Innerhalb dieses Forschungsverbunds untersuchte ein Team unter Leitung von Prof. Dr.
Dieter Urban (Lehrstuhl für Soziologie I der Universität Stuttgart) Einstellungen zur
Gentechnik. Dazu erfaßten die Stuttgarter Sozialforscher in einer Datenbank die Adressen
von insgesamt über 800 sogenannten Diskursakteuren" aus den Bereichen
Wissenschaft, Wirtschaft, Kirchen, Politik, Bürgerinitiativen, Umweltschutz- und
Verbraucherschutzorganisationen. Mittels dieser Daten konnten erstmals auch solche
Personen gezielt befragt werden, die sich aufgrund ihrer politischen oder beruflichen
Aktivitäten mit Themen der Gentechnik beschäftigen. Die Meinungen dieser Personen wurden
mit den Einstellungen einer Zufallsauswahl von Personen aus der Bevölkerung verglichen.
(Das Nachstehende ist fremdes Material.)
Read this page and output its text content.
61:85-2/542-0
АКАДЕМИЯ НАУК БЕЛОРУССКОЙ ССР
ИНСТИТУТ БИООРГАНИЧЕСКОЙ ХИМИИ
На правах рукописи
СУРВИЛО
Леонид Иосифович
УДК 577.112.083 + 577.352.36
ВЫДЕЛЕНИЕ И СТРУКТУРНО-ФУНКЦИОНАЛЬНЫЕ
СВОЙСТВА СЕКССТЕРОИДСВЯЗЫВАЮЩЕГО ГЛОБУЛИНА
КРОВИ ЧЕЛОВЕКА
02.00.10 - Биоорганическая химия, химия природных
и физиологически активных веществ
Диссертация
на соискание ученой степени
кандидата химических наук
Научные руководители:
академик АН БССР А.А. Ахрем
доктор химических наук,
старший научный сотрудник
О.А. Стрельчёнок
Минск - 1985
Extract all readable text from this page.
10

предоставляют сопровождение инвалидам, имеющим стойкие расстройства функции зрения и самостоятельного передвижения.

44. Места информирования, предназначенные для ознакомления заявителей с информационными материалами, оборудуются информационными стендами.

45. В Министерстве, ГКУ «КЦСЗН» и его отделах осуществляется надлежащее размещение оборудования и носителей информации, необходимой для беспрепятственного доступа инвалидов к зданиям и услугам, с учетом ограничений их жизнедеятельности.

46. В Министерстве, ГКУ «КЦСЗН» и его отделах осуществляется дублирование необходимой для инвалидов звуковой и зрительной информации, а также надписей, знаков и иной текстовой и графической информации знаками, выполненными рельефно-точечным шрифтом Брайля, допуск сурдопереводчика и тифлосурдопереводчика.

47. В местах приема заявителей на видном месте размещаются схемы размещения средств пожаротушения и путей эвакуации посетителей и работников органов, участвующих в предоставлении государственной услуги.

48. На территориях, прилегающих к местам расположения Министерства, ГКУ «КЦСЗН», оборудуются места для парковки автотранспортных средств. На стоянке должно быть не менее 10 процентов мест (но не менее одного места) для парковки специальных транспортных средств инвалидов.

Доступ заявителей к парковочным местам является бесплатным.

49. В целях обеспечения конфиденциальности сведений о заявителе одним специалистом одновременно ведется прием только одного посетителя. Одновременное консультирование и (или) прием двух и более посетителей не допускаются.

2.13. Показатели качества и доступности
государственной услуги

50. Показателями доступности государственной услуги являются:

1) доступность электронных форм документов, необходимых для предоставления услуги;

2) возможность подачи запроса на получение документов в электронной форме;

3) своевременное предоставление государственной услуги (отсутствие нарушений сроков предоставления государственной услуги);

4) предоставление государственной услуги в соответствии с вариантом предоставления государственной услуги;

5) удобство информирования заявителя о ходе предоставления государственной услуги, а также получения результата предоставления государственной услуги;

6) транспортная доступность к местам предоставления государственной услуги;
Aus methodischen und inhaltlichen Gründen wurde die Befragung als Panelstudie
insgesamt dreimal durchgeführt: im April/Mai 1996, im Oktober/November 1996 und von
Februar bis Mai 1997. Von den ca. 1100 Personen, die an der ersten Umfrage teilnahmen,
beteiligten sich noch ca. 580 an der dritten. Auf den Angaben dieser Personengruppe
basieren die folgenden dargestellten Ergebnisse.
Hohes Interesse - wenig Wissen
In der Bevölkerung ist ein hohes Interesse an allgemeinen Themen der Gentechnik
festzustellen. Gleichzeitig wird von den Befragten ihr Wissen darüber als eher niedrig
eingestuft. Erwartungsgemäß äußern die durch politische oder berufliche
Betroffenheit" gekennzeichneten Diskursakteure zu über 95 Prozent ein hohes
Interesse an der Gentechnik und verfügen nach eigener Einschätzung zu ca. 25 Prozent
über ein sehr gutes Wissen" und zu ca. 60 Prozent über ein eher gutes
Wissen" zur Gentechnik.
Doch die Kluft zwischen hohem Interesse an Themen der Gentechnik und eher als niedrig
empfundenem Wissen über die Inhalte der Gentechnik führt in der Bevölkerung nicht
automatisch zu ambivalenten oder verschiedenen Meinungen gegenüber der Gentechnik.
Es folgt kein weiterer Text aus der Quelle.